Stratigraphy and Study Area

Stratigraphic Intervals and Net Pay Determination

The Exshaw-Patry interval (Figure A.1) was treated as a single, radioactive shale whose net pay could be identified using a 10 ohm-m or higher reading on resistivity logs. Net pay in NWT’s and Yukon’s Horn River shales (Figure A.1) was identified with the same criteria.

Play Areas

The assessed area of the Liard Basin was defined on its eastern side by the Bovie Fault and on its western side by the western limit of Cretaceous outcrop. Thus, in B.C. and Yukon, the assessment area excludes the Rocky Mountains, Mackenzie Mountains, and Franklin Mountains except for the outer fringes of the Rocky Mountain and Franklin Mountain foothills, which form a deformed play area. Meanwhile, the Franklin Mountains (including the Liard Range) of NWT are included in the assessment and considered NWT’s deformed area. Elsewhere, the Liard Basin is considered undeformed (Figure A.2). Areas north of 60 ° 40’ N in the NWT were excluded because of proximity to Nahanni National Park.

Tracts

The Liard Basin map area was broken into a grid of small tracts to accommodate the way the reservoir locally changes. In B.C., a tract was considered a grid-spacing unit: four units arranged two-by-two in the National Topographic System (NTS) geographic-grid system, about 2.6 km² in size. In NWT and Yukon, a tract was considered a section in the NTS-quad geographic-grid system, about 3.2 km² in size.

Figure A.1. Cross-section across study area with Exshaw top as datum

 

Figure A.2. Assessment play areas with wells used in the assessment

Figure A.3. One distribution applied upon another to create a “distribution of distributions”

Figure A.3. One distribution applied upon another to create a “distribution of distributions”

Free and Adsorbed Gas Estimations for Estimation of in-place resources

The assessment was done on a map-grid basis where, for each tract, Monte Carlo simulations were run on a series of mathematical equations to determine volumes and the results summed to determine the total. The assessment was also integrated at two levels, i) a tract-by-tract scale, and ii) a basin scale (Figure A.3), to try to incorporate local changes with uncertainties inherent at the basin level.

See Table A.1 for the equation variables based on mapped data as well as the variables (both mapped and unmapped) that had distributions attached to them for the Monte Carlo simulations. Because the evaluated horizons were treated as single units, variables like porosity, water saturation, and TOC were applied as averages over the entire rock section.

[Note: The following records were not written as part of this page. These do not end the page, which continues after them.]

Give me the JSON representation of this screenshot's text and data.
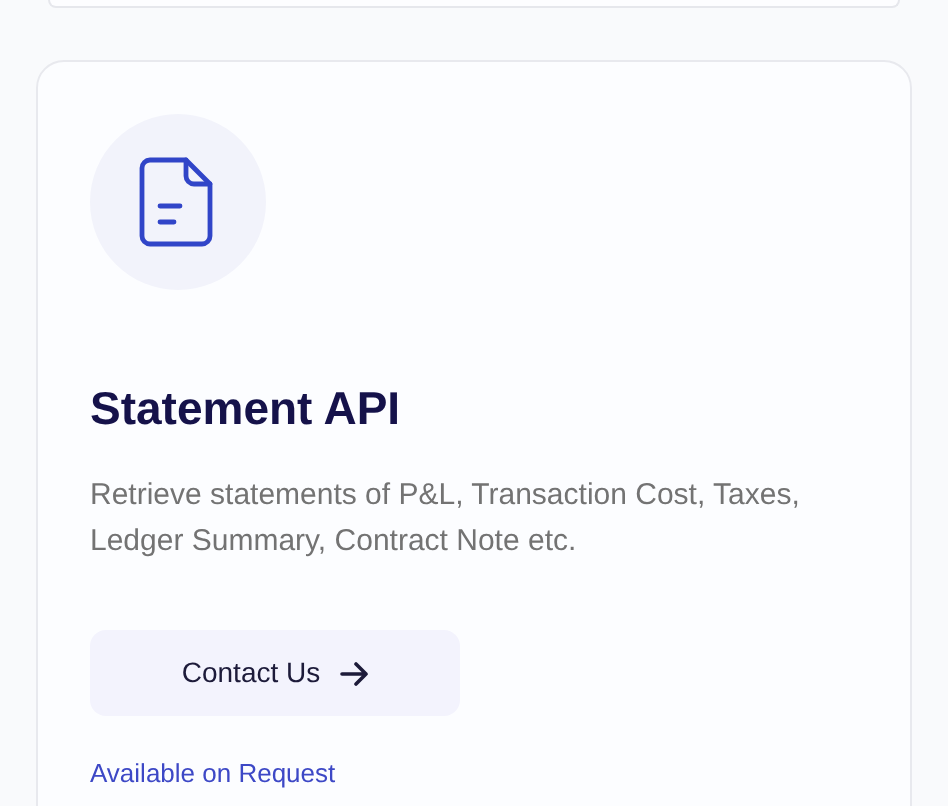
{
  "card": {
    "title": "Statement API",
    "description": "Retrieve statements of P&L, Transaction Cost, Taxes, Ledger Summary, Contract Note etc.",
    "button": "Contact Us",
    "note": "Available on Request"
  }
}
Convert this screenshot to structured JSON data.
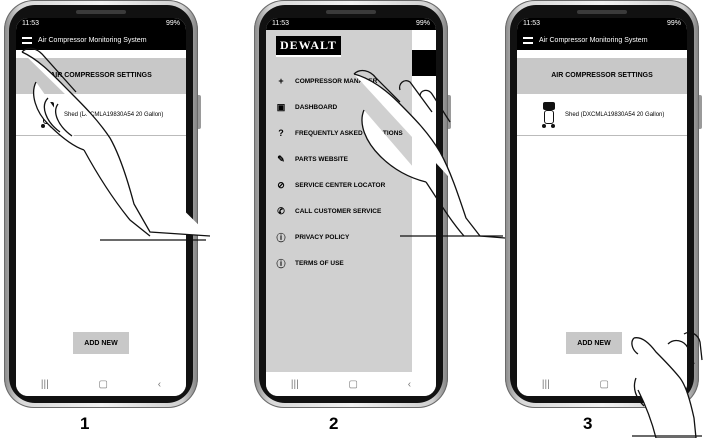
{
  "phones": [
    {
      "status": {
        "time": "11:53",
        "battery": "99%"
      },
      "app_title": "Air Compressor Monitoring System",
      "section_title": "AIR COMPRESSOR SETTINGS",
      "device_name": "Shed (DXCMLA19830A54 20 Gallon)",
      "add_new": "ADD NEW",
      "step_label": "1"
    },
    {
      "status": {
        "time": "11:53",
        "battery": "99%"
      },
      "brand": "DEWALT",
      "menu": [
        {
          "icon": "plus-icon",
          "label": "COMPRESSOR MANAGER"
        },
        {
          "icon": "dashboard-icon",
          "label": "DASHBOARD"
        },
        {
          "icon": "question-icon",
          "label": "FREQUENTLY ASKED QUESTIONS"
        },
        {
          "icon": "wrench-icon",
          "label": "PARTS WEBSITE"
        },
        {
          "icon": "compass-icon",
          "label": "SERVICE CENTER LOCATOR"
        },
        {
          "icon": "phone-icon",
          "label": "CALL CUSTOMER SERVICE"
        },
        {
          "icon": "info-icon",
          "label": "PRIVACY POLICY"
        },
        {
          "icon": "info-icon",
          "label": "TERMS OF USE"
        }
      ],
      "step_label": "2"
    },
    {
      "status": {
        "time": "11:53",
        "battery": "99%"
      },
      "app_title": "Air Compressor Monitoring System",
      "section_title": "AIR COMPRESSOR SETTINGS",
      "device_name": "Shed (DXCMLA19830A54 20 Gallon)",
      "add_new": "ADD NEW",
      "step_label": "3"
    }
  ],
  "nav_icons": [
    "recents-icon",
    "home-icon",
    "back-icon"
  ]
}
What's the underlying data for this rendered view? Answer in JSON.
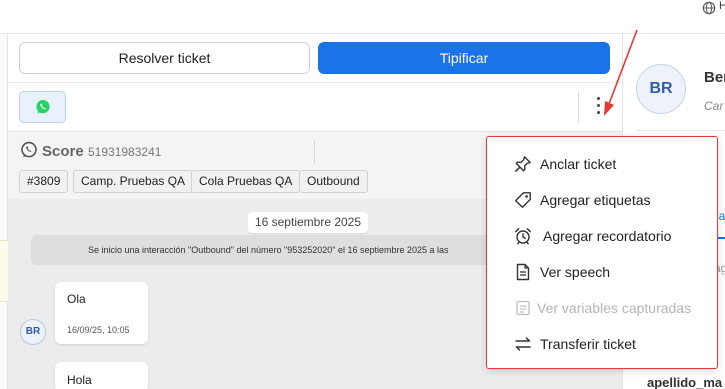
{
  "header": {
    "language_label": "H"
  },
  "actions": {
    "resolve_label": "Resolver ticket",
    "tipificar_label": "Tipificar"
  },
  "chat": {
    "score_label": "Score",
    "phone": "51931983241",
    "tags": [
      "#3809",
      "Camp. Pruebas QA",
      "Cola Pruebas QA",
      "Outbound"
    ],
    "date_pill": "16 septiembre 2025",
    "system_message": "Se inicio una interacción \"Outbound\" del número \"953252020\" el 16 septiembre 2025 a las",
    "avatar_initials": "BR",
    "messages": [
      {
        "text": "Ola",
        "time": "16/09/25, 10:05"
      },
      {
        "text": "Hola"
      }
    ]
  },
  "contact": {
    "initials": "BR",
    "name_fragment": "Ber",
    "subtitle_fragment": "Car",
    "tab_fragment": "na",
    "field_fragment": "ag",
    "bottom_fragment": "apellido_ma"
  },
  "menu": {
    "items": [
      {
        "label": "Anclar ticket",
        "icon": "pin-icon",
        "enabled": true
      },
      {
        "label": "Agregar etiquetas",
        "icon": "tag-icon",
        "enabled": true
      },
      {
        "label": "Agregar recordatorio",
        "icon": "alarm-clock-icon",
        "enabled": true
      },
      {
        "label": "Ver speech",
        "icon": "document-icon",
        "enabled": true
      },
      {
        "label": "Ver variables capturadas",
        "icon": "variables-icon",
        "enabled": false
      },
      {
        "label": "Transferir ticket",
        "icon": "transfer-icon",
        "enabled": true
      }
    ]
  },
  "colors": {
    "primary": "#1a73e8",
    "menu_border": "#e03b3b",
    "whatsapp": "#25d366",
    "annotation_arrow": "#e53935"
  }
}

To reduce potential skewing of distributions modeled on mapped data, “soft” maximums or minimums for distribution curves were used (i.e., the distribution’s low and high values wandered based on a percentage of the mapped “most likely” values) rather than “hard” maximum or minimums, as long as the soft values did not exceed or fall below impossible values, such as creating negative numbers. For distributions modeled on net pay, TOC, and depth, the uncertainties - the ranges between a tract’s low and high values - were reduced as determined by the number of data points in the surrounding NTS block in the case of B.C. and the surrounding grid area in NWT and Yukon.

In-place Resources Equations

Natural gas in the Liard Basin is present in two main forms: free and adsorbed. Therefore, the total raw natural gas stored in the Liard Basin prior to production can be determined by using the following basic equation at each grid point:

RGIPtotal = RGIPfree + RGIPadsorbed

Where RGIPtotal is the total raw gas in place, RGIPfree is the free raw gas in place, and RGIPadsorbed is the raw adsorbed gas in place.

Free raw gas in place was estimated with a volumetric equation (all variables for all equations described in Table A.1):

RGIPfree = A × H × Φ × Sg × (D × PG × Tx)
(Ps × Tf × Z)
× RRF

Adsorbed raw gas in place was estimated with the equation:

RGIPadsorbed = A × H × ρb × (1 - Φ) × (TOC × LtO × D × PG)
(PL × D × PG)
× RRF

Raw gas in place was converted to dry gas in place (DGIPtotal) with the equation:

DGIPtotal = RGIPtotal × (1 - SLGIP)

Reservoir Risk Factors

In B.C. and Yukon, a reservoir risk factor of 0.9 was applied to OGIP in deformed areas (i.e., OGIP would be reduced by 10 per cent) because, while there is some faulting that could drain gas pressures, these areas are largely in a relatively undeformed, broad syncline between the Franklin Mountains and the structurally controlled Beaver River and Kotaneelee gas fields. In NWT, a reservoir risk factor of 0.5 was applied to OGIP in deformed areas (except for the Pointed Mountain gas field, where 0.75 was used) because these are largely within the heavily faulted Franklin Mountains.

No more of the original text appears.